Sternlicht’s Starwood Real Estate Income Trust Shakes Up Its Leadership
Barry Sternlicht’s nontraded real estate investment trust, facing redemption calls from its shareholders in a tough commercial property investment market, has shaken up its executive management team starting at the top.
Starwood Real Estate Income Trust this week replaced John McCarthy, who had served as CEO since the REIT launched in November 2017, with Sean Harris, according to a filing with the U.S. Securities & Exchange Commission. Harris, who has served as president of Starwood REIT since January 2021, will continue in that capacity as well and has been added to its board of directors.
Harris took the board position that had been filled by Christopher Graham. Starwood said Graham also no longer will serve as the REIT’s chief investment officer but will retain the title of head of acquisitions for the Americas.
As for now-former CEO McCarthy, he will continue to serve on the board as vice chairman, Starwood REIT said in the Tuesday filing. Sternlicht is chairman of the Miami Beach, Florida-based company.
No reasons for the changes were given in the SEC filing, but the moves come as private REITs including Starwood’s and Blackstone Real Estate Income Trust contend with high numbers of requests to redeem their shares in the weakening commercial property market.
Starwood REIT reported that March share repurchase requests totaled $450 million, or 3.3% of its net asset value. Starwood, like other nontraded REITs, caps monthly redemptions at 2% of NAV. Starwood reported that it has not met 100% of redemption requests since November 2022.
Moreover, the higher cost of capital caused by higher interest rates have noticeably slows the commercial property investment market. Like other nontraded REITs, Starwood REIT has been absent from the acquisition markets since last August. The value of Starwood REIT’s investments in commercial property shrunk to $19.6 billion last month. In August, its investments totaled $26.2 billion.
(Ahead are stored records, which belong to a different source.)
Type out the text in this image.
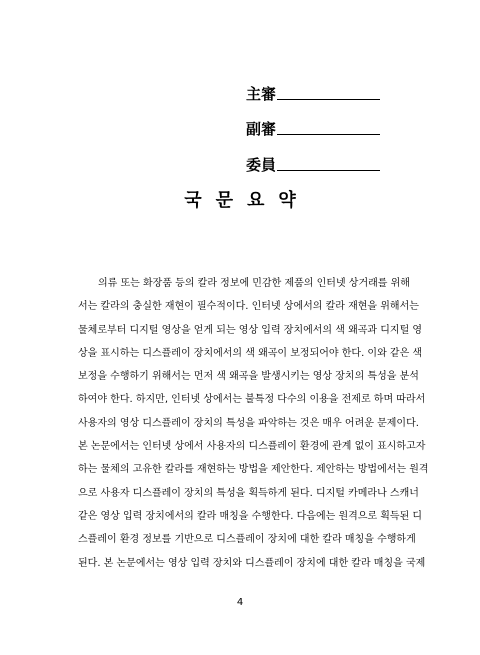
主審
副審
委員
국문요약
의류 또는 화장품 등의 칼라 정보에 민감한 제품의 인터넷 상거래를 위해
서는 칼라의 충실한 재현이 필수적이다. 인터넷 상에서의 칼라 재현을 위해서는
물체로부터 디지털 영상을 얻게 되는 영상 입력 장치에서의 색 왜곡과 디지털 영
상을 표시하는 디스플레이 장치에서의 색 왜곡이 보정되어야 한다. 이와 같은 색
보정을 수행하기 위해서는 먼저 색 왜곡을 발생시키는 영상 장치의 특성을 분석
하여야 한다. 하지만, 인터넷 상에서는 불특정 다수의 이용을 전제로 하며 따라서
사용자의 영상 디스플레이 장치의 특성을 파악하는 것은 매우 어려운 문제이다.
본 논문에서는 인터넷 상에서 사용자의 디스플레이 환경에 관계 없이 표시하고자
하는 물체의 고유한 칼라를 재현하는 방법을 제안한다. 제안하는 방법에서는 원격
으로 사용자 디스플레이 장치의 특성을 획득하게 된다. 디지털 카메라나 스캐너
같은 영상 입력 장치에서의 칼라 매칭을 수행한다. 다음에는 원격으로 획득된 디
스플레이 환경 정보를 기반으로 디스플레이 장치에 대한 칼라 매칭을 수행하게
된다. 본 논문에서는 영상 입력 장치와 디스플레이 장치에 대한 칼라 매칭을 국제
4
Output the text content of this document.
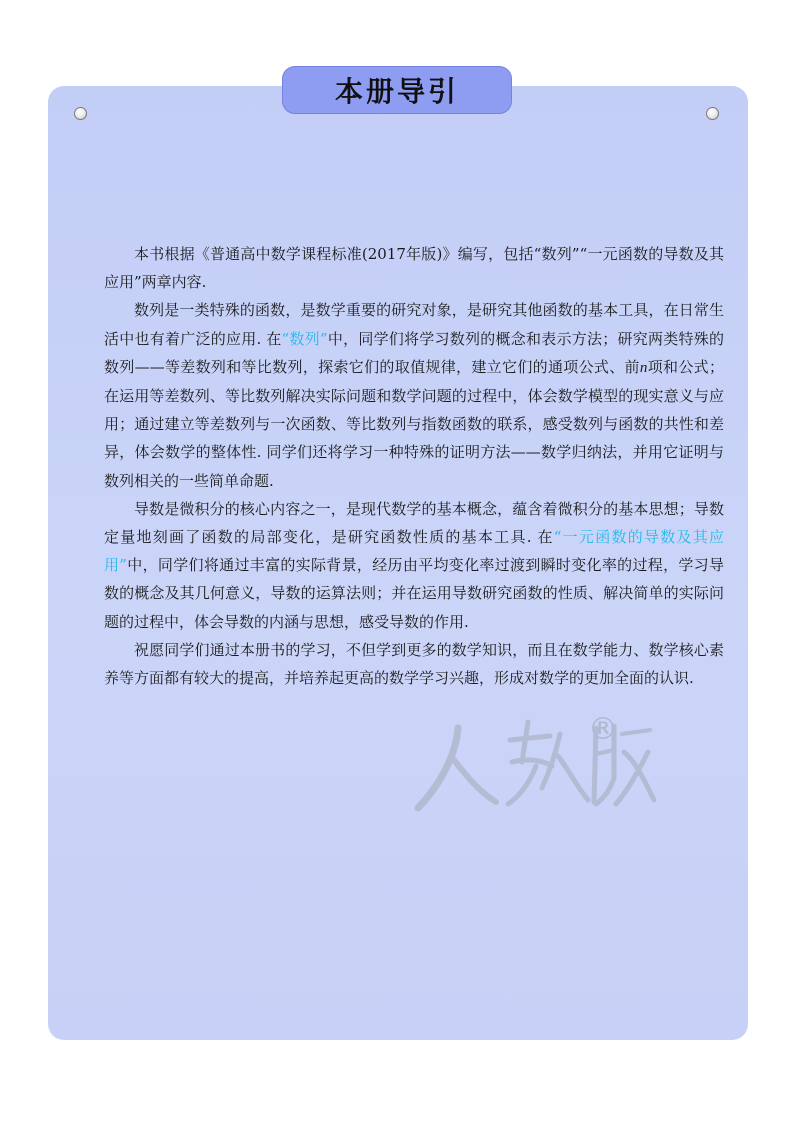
本册导引
®

本书根据《普通高中数学课程标准(2017年版)》编写，包括“数列”“一元函数的导数及其应用”两章内容.

数列是一类特殊的函数，是数学重要的研究对象，是研究其他函数的基本工具，在日常生活中也有着广泛的应用. 在“数列”中，同学们将学习数列的概念和表示方法；研究两类特殊的数列——等差数列和等比数列，探索它们的取值规律，建立它们的通项公式、前n项和公式；在运用等差数列、等比数列解决实际问题和数学问题的过程中，体会数学模型的现实意义与应用；通过建立等差数列与一次函数、等比数列与指数函数的联系，感受数列与函数的共性和差异，体会数学的整体性. 同学们还将学习一种特殊的证明方法——数学归纳法，并用它证明与数列相关的一些简单命题.

导数是微积分的核心内容之一，是现代数学的基本概念，蕴含着微积分的基本思想；导数定量地刻画了函数的局部变化，是研究函数性质的基本工具. 在“一元函数的导数及其应用”中，同学们将通过丰富的实际背景，经历由平均变化率过渡到瞬时变化率的过程，学习导数的概念及其几何意义，导数的运算法则；并在运用导数研究函数的性质、解决简单的实际问题的过程中，体会导数的内涵与思想，感受导数的作用.

祝愿同学们通过本册书的学习，不但学到更多的数学知识，而且在数学能力、数学核心素养等方面都有较大的提高，并培养起更高的数学学习兴趣，形成对数学的更加全面的认识.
Starwood REIT representatives did not immediately respond to a request for additional information.
In the REIT’s first quarter update to investors, Sternlicht talked for several minutes about weakness in the current market tied to banking turmoil, higher interest rates, low returns on investments and reduced property sales transactions. Sternlicht added that he was “not trying to scare real estate investors” with his comments. Instead, he said he wanted to set the scenario for what he sees happening by year-end.
“I think the shape of the economy is becoming more evident,” Sternlicht said. “You’re seeing a dramatic change in the yield curve, and a bit of a tug of war now between what the Fed is saying and what the markets think is going to happen.”
Sternlicht said he expects to see lower interest rates in place by year end and the inflation rate to drop to about 2% by the fall.
“So, what could happen of course for us, and should happen for other players in the space, is that as rates come down, we are going to lose some of the gains we have for those of us who have hedged long term our interest rate exposure, but it’s going to support dramatically the valuations of our assets,” Sternlicht said. “So, we were very careful now as we whittle through the assets and find the right things to sell to meet redemptions as they come in.”
Sternlicht added that he was optimistic that the portfolio teams would perform well when the markets turn around.
Starwood REIT posted a negative return in the first quarter of 1.9%. For the three years prior to that, it delivered an annualized return of 12.4%. It owns 715 properties across the United States and Europe. About 83% of those properties are in rental housing and industrial, two of the best performing asset classes.